Dass die Cheflöhne in gewissen Branchen trotz Wettbewerb und ausgebauten Aktionärsrechten ein eigentümliches Eigenleben führen, zeigt sich im Finanzsektor besonders deutlich. Bemerkenswerte Auswüchse lassen sich freilich auch im mittelständischen Industriebereich feststellen. Sulzer-Chef Greg Poux-Guillaume liess sich 2018 eine Lohnerhöhung um 30 Prozent auf sage und schreibe 5,8 Millionen Franken gewähren, wobei diese immerhin im Einklang mit einer Gewinnsteigerung um 35 Prozent steht.
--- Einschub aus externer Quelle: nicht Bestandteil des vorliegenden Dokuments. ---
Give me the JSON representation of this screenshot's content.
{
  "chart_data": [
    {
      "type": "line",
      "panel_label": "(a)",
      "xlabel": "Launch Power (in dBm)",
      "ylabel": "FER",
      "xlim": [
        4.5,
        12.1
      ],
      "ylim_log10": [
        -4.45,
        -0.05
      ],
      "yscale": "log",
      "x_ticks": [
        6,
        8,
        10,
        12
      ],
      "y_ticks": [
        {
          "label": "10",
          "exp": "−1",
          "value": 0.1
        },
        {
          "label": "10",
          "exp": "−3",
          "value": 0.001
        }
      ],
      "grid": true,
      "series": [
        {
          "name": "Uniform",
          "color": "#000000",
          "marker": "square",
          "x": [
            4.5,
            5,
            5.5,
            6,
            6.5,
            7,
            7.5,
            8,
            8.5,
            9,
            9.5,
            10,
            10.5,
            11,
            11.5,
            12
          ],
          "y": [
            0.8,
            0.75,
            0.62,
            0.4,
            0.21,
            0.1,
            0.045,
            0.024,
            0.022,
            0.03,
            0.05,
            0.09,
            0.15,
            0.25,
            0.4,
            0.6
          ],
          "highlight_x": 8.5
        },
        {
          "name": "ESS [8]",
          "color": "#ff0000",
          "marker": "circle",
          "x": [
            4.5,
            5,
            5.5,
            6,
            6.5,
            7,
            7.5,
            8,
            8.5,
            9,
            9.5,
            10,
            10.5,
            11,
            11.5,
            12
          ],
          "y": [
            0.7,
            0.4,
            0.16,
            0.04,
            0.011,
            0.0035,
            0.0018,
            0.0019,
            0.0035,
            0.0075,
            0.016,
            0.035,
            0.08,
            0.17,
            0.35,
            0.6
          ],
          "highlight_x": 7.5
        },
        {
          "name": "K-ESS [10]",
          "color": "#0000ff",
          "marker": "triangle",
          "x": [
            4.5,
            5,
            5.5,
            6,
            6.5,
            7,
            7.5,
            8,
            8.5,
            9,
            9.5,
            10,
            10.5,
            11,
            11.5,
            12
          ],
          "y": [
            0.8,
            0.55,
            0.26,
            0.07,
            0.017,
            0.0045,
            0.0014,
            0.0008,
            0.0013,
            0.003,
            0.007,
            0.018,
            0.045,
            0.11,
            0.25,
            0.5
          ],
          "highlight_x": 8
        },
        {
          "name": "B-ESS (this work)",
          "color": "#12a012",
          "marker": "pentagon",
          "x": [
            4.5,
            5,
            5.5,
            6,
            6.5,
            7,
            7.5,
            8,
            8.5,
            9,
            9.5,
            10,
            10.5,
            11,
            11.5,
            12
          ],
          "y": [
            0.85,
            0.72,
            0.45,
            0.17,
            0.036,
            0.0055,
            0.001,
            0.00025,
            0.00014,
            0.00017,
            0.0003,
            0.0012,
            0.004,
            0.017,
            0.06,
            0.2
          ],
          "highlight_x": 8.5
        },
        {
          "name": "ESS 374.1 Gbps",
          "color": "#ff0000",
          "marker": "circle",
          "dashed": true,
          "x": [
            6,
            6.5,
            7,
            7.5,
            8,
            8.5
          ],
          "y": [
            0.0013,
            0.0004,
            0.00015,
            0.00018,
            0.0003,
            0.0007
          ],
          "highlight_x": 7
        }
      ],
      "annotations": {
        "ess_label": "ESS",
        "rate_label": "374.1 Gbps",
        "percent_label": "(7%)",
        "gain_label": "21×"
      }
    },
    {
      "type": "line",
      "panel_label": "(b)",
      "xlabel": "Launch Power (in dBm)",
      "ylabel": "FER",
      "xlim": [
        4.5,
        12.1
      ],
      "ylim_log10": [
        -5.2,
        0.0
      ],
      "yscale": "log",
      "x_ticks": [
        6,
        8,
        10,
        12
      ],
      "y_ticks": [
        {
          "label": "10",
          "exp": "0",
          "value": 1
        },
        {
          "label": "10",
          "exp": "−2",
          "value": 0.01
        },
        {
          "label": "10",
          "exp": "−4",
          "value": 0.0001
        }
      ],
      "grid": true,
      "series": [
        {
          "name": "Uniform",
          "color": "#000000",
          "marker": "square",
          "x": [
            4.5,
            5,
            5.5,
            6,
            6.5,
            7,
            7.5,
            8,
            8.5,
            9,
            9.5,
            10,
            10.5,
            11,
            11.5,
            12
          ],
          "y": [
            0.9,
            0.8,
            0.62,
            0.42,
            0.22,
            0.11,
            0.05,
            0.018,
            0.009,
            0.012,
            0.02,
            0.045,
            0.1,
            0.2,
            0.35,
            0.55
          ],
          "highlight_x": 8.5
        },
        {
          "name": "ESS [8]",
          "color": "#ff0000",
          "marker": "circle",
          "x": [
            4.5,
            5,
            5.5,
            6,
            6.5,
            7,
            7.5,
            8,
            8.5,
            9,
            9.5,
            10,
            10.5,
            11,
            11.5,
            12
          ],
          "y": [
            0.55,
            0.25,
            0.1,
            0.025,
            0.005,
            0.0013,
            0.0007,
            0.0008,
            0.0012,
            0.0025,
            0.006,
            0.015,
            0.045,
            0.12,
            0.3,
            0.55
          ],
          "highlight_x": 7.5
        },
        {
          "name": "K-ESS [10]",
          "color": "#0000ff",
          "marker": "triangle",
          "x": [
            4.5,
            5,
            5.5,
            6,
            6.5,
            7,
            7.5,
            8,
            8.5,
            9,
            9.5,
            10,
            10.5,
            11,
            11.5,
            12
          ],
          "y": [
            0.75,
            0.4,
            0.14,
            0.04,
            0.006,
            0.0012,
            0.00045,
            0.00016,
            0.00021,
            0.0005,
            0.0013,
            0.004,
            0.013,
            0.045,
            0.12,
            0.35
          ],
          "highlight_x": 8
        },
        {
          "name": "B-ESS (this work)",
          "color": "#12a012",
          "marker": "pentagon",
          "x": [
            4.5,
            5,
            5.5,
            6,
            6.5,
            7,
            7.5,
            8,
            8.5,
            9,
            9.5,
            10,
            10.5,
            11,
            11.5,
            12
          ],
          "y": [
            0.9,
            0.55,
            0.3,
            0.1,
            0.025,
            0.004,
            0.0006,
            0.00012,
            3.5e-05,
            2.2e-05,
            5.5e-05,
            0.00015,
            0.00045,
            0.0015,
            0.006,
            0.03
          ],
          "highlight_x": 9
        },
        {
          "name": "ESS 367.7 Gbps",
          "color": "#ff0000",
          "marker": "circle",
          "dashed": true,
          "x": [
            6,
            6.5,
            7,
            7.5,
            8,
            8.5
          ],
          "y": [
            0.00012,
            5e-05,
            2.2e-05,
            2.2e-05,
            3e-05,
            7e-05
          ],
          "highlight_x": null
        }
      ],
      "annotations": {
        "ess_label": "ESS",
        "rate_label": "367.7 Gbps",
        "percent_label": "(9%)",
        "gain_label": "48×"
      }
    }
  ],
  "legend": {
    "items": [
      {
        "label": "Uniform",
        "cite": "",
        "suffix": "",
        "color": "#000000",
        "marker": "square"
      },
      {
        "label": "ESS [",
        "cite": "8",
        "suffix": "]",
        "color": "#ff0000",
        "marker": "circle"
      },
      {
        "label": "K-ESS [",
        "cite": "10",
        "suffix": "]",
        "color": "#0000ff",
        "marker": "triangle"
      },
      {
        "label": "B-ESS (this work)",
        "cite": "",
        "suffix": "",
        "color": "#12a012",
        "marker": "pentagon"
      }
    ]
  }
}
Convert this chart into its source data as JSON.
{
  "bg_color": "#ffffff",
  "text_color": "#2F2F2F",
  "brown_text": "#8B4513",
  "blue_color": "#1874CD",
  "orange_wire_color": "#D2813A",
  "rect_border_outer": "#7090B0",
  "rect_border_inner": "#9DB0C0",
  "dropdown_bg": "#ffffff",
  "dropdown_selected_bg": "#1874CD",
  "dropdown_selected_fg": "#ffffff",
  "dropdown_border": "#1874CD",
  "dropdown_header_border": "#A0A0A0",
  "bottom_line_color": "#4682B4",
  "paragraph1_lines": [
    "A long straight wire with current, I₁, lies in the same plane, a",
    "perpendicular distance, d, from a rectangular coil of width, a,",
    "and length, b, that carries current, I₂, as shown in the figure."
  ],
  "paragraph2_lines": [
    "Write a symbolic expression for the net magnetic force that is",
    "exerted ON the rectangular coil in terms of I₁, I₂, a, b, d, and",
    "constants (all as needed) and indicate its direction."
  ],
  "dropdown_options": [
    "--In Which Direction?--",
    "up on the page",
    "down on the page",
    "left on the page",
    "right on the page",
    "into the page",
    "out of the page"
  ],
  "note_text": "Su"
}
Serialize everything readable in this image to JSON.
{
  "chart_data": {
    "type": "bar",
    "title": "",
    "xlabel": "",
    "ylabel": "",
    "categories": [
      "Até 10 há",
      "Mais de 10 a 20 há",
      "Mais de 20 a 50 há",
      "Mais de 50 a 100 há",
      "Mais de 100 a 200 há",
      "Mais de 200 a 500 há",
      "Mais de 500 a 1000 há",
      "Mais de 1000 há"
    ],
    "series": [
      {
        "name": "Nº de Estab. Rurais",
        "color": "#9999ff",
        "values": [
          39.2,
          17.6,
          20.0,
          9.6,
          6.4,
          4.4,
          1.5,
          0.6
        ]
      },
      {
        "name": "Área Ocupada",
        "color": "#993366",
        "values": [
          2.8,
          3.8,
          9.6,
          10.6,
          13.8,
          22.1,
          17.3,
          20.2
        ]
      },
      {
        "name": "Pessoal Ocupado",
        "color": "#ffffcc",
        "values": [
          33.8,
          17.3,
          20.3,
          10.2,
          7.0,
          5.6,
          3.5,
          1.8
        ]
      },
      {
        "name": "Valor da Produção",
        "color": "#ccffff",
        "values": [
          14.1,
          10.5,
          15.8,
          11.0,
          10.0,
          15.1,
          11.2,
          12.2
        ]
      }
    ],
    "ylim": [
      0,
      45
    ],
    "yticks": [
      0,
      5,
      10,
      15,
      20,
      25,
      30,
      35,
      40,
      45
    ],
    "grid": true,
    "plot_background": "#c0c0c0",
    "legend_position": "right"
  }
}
Doch im Vergleich zu den 3,5 Millionen Franken von Georg-Fischer-Chef Yves Serra, der trotz Gewinnsteigerung (+11 Prozent) eine Lohneinbusse (-8 Prozent) hinnehmen musste, obschon er ein im längerfristigen Vergleich weit erfolgreicheres und inzwischen auch grösseres Unternehmen als Sulzer führt, lässt die Kompensation von Poux-Guillaume in einem merkwürdigen Licht erscheinen. Während das Thema der Managerlöhne in den Medien zuletzt weniger Schlagzeilen machte als in früheren Jahren bleibt es im Investorenkreis hochaktuell. Allianz Global Investors gab diese Woche seine Bilanz der letztjährigen GV-Saison bekannt. AGI nahm an weltweit 8535 Generalversammlungen teil und dort hat er im Durchschnitt jeden zweiten Vergütungsantrag abgelehnt. In der Schweiz betrug die Ablehnungsquote 32 Prozent.